Hello,
I hope this is the right place to ask this.
While working on a project based on arrow-datafusion, I came across some weird
behavior where a projection did not get eliminated as expected, thus breaking a
custom optimizer rule's assumption (into which I won't go further, as it's not
important for this question).
Specifically, I found an execution plan like:
Projection [col1, col2]
TableScan projection=[col1, col2, col3], full_filters=[ ... col3 ...]
to not be simplified to:
TableScan projection=[col1, col2], full_filters=[... col3 ...]
This does seem to be intentional, as I have found this
snippet<https://github.com/apache/arrow-datafusion/blob/c97048d178594b10b813c6bcd1543f157db4ba3f/datafusion/optimizer/src/push_down_projection.rs#L174>
in the optimizer rule:
...
LogicalPlan::TableScan(scan)
if !scan.projected_schema.fields().is_empty() =>
{
let mut used_columns: HashSet<Column> = HashSet::new();
// filter expr may not exist in expr in projection.
// like: TableScan: t1 projection=[bool_col, int_col],
full_filters=[t1.id = Int32(1)]
// projection=[bool_col, int_col] don't contain `ti.id`.

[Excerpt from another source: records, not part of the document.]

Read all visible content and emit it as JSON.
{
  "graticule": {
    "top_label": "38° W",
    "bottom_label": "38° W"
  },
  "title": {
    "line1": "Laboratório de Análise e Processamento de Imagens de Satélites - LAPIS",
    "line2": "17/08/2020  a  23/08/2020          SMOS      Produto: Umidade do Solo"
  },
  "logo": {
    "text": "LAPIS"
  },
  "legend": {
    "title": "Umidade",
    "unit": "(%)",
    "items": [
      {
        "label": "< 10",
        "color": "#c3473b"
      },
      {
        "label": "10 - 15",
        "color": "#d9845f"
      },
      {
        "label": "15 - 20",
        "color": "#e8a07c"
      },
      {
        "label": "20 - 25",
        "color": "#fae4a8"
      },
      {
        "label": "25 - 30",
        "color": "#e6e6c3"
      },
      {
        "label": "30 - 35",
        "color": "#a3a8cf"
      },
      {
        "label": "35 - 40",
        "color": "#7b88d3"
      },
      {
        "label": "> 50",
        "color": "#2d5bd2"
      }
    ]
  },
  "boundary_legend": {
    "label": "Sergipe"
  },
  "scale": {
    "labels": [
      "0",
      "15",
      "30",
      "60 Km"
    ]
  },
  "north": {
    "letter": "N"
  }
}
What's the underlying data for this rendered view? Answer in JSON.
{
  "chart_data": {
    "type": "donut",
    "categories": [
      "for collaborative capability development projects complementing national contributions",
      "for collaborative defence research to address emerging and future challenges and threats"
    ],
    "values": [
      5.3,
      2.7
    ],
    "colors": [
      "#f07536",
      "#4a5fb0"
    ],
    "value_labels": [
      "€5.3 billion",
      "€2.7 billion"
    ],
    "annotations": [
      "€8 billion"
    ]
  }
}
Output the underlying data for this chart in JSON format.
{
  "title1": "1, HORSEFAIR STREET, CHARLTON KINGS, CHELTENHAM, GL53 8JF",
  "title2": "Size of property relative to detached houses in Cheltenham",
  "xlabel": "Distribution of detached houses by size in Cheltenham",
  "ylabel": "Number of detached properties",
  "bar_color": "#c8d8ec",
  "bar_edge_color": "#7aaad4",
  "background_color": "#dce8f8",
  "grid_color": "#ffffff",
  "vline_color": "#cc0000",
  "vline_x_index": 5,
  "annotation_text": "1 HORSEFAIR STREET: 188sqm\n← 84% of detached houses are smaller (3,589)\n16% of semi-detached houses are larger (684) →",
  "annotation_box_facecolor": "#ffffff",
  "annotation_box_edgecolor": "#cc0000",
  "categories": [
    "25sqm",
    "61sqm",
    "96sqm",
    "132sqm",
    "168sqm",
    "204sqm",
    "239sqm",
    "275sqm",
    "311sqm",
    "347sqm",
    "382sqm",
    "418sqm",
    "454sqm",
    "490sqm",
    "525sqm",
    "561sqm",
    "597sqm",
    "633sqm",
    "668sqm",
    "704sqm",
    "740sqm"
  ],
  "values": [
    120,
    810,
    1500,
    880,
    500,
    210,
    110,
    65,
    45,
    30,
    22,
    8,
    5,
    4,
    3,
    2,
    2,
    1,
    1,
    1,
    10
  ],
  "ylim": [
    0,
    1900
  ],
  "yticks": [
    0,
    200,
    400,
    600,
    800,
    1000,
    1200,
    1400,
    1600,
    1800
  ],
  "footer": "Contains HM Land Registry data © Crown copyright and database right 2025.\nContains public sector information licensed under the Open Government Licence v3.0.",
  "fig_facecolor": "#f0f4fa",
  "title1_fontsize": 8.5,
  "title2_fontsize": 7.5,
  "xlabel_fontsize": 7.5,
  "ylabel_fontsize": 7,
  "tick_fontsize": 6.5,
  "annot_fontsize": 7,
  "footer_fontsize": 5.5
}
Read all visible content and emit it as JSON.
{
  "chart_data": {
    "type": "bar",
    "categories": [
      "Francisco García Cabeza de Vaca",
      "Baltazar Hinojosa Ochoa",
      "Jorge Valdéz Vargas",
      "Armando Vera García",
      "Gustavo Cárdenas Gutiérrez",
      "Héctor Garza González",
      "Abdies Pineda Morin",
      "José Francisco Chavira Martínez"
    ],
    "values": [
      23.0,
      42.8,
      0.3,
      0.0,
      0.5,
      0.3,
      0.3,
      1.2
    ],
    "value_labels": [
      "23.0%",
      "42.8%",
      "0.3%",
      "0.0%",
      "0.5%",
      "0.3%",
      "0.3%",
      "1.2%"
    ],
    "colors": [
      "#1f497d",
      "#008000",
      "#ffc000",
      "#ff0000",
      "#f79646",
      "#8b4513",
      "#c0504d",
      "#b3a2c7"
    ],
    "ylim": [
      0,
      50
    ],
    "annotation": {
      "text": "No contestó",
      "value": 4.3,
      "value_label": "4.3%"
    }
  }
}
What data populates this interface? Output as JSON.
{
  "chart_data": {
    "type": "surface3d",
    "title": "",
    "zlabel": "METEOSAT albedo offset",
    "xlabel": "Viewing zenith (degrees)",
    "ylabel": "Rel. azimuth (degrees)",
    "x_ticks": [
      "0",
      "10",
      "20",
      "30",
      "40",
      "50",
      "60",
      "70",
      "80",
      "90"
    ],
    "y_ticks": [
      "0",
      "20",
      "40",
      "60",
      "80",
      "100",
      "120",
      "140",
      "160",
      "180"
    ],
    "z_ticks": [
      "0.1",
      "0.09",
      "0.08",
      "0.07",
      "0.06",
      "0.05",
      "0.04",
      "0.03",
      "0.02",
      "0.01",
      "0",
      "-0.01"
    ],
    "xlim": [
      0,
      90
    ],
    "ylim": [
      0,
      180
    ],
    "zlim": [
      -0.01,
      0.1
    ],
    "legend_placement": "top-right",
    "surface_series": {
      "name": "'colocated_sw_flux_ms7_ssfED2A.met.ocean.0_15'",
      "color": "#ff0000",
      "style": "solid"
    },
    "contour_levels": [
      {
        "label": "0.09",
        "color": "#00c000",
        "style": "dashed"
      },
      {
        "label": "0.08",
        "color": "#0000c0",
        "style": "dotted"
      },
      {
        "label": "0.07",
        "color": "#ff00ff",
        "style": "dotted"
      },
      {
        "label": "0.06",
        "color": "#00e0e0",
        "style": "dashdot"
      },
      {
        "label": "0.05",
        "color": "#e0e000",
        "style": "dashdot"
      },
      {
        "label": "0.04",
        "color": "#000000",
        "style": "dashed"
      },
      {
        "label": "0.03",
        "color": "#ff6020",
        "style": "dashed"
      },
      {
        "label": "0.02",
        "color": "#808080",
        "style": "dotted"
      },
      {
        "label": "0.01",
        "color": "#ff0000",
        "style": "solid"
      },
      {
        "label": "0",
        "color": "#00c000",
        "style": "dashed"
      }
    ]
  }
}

exprlist_to_columns(&scan.filters, &mut used_columns)?;
...
However, the comment does not explain why we need to keep the extra projection
and return the extra column - after all, the filters inside of the scan are
internal to that scan, and should not affect the execution plan, right?
I am looking forward to any opinions.
Best regards, Markus Appel